# TIP : Wheel Cleaning



## camerashy (Feb 9, 2014)

Most of you probably do this anyway, but thought it may be worthwhile posting just out of interest.
When you take your wheels off to give them an in-depth cleaning put them on an old tyre you can get from a tyre depot to stop them getting scratched.


----------



## mechrepairs (Aug 11, 2008)

camerashy said:


> Most of you probably do this anyway, but thought it may be worthwhile posting just out of interest.
> When you take your tyres off to give them an in-depth cleaning put them on an old tyre you can get from a tyre depot to stop them getting scratched.


I take it you mean wheels off?

Carl


----------



## DavieB (Aug 14, 2009)

mechrepairs said:


> I take it you mean wheels off?
> 
> Carl


Come on Carl everyone knows you've got to take the tyres off to clean the wheels properly:lol:


----------



## dazzlers82 (May 8, 2007)

I use a big snap on foam kneeling mat when I do mine, also helps my knees rather than kneeling on the concrete:thumb:


----------



## tomstephens89 (Jul 17, 2018)

Sheet of old cardboard or something usually does the trick.


----------



## Mitch8 (Nov 9, 2009)

I never did understand it when you see people facing the wheels face down to clean the barrels :wall:


----------



## helicopter pat (Jul 5, 2014)

I normally put mine up on a B&D workmate which means they are at a nice working height.


----------



## mawallace (Apr 18, 2017)

camerashy said:


> Most of you probably do this anyway, but thought it may be worthwhile posting just out of interest.
> When you take your wheels off to give them an in-depth cleaning put them on an old tyre you can get from a tyre depot to stop them getting scratched.
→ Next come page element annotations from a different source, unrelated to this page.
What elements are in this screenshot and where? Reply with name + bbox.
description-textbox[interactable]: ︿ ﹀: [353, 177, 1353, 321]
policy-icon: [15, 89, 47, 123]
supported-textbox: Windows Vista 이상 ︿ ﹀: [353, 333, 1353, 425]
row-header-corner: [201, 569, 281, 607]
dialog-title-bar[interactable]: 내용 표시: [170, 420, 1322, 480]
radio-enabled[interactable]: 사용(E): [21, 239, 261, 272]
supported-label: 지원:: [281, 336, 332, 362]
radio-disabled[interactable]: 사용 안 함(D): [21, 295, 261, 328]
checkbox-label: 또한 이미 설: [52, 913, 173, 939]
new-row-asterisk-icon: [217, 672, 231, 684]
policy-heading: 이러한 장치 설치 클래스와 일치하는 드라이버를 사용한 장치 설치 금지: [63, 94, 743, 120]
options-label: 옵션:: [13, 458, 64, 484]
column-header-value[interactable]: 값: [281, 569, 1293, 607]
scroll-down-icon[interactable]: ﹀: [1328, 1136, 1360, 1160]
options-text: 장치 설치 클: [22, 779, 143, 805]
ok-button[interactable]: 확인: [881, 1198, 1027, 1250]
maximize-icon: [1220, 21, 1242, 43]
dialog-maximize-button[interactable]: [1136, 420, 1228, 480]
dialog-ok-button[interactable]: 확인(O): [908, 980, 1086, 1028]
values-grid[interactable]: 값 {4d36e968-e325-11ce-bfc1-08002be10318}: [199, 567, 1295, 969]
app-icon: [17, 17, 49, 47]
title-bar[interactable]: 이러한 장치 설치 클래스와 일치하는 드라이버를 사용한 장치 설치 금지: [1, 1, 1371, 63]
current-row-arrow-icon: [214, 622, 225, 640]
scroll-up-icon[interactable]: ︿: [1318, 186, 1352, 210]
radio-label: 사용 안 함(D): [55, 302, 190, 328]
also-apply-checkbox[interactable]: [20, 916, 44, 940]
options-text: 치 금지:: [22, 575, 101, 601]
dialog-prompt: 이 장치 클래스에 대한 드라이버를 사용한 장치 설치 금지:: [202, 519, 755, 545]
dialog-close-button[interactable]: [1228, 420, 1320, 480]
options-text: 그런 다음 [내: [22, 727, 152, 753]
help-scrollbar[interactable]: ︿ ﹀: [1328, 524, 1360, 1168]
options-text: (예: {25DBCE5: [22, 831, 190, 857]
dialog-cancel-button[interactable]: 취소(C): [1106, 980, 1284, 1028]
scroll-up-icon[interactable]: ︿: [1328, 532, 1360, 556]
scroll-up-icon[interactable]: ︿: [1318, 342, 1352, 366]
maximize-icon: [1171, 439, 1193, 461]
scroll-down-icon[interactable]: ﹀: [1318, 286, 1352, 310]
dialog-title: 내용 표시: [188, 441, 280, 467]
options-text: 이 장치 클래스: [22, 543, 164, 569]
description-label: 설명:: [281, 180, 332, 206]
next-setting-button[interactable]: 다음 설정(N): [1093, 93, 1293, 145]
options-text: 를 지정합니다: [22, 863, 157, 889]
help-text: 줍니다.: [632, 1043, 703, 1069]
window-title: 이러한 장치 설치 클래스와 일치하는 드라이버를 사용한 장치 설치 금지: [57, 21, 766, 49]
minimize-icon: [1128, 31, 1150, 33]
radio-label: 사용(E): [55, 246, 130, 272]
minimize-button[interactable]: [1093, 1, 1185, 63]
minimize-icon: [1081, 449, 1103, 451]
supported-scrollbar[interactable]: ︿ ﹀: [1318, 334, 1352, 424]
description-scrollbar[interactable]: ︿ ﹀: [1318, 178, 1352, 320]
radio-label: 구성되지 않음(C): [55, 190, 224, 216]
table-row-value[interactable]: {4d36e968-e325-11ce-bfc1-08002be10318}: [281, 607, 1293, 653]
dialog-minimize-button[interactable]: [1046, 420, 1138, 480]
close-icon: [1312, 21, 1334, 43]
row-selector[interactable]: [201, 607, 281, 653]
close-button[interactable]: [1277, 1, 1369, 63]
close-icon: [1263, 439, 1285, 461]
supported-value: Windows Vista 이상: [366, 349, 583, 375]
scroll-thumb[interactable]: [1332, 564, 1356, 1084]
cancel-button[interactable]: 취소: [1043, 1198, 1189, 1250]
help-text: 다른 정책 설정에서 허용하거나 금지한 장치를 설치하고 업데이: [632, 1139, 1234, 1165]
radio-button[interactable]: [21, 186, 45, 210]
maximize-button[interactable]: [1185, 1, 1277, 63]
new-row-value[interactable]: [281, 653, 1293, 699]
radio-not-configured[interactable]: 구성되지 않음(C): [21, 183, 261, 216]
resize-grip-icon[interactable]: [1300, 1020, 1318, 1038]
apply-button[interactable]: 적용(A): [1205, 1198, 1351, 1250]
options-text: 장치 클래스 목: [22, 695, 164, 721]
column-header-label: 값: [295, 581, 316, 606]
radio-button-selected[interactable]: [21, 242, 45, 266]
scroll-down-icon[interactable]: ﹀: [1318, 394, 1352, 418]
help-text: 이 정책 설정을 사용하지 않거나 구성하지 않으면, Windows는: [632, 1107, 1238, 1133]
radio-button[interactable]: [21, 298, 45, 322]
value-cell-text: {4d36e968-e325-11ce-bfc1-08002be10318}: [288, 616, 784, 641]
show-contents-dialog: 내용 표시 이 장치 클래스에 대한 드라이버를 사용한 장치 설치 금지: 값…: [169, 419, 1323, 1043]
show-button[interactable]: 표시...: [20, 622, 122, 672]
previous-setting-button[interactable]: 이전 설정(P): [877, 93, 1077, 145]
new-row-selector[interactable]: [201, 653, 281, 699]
If only I had thought of this. Had two alloys refurbished and then found they were chipped after I placed them on the drive. A bit obvious they could have got chipped but......


----------



## theshrew (May 21, 2008)

A tyre is a good shout as it doesn’t matter if it gets wet just takes up storage room. 

Anything will do for me cardboard, blocks of wood etc


----------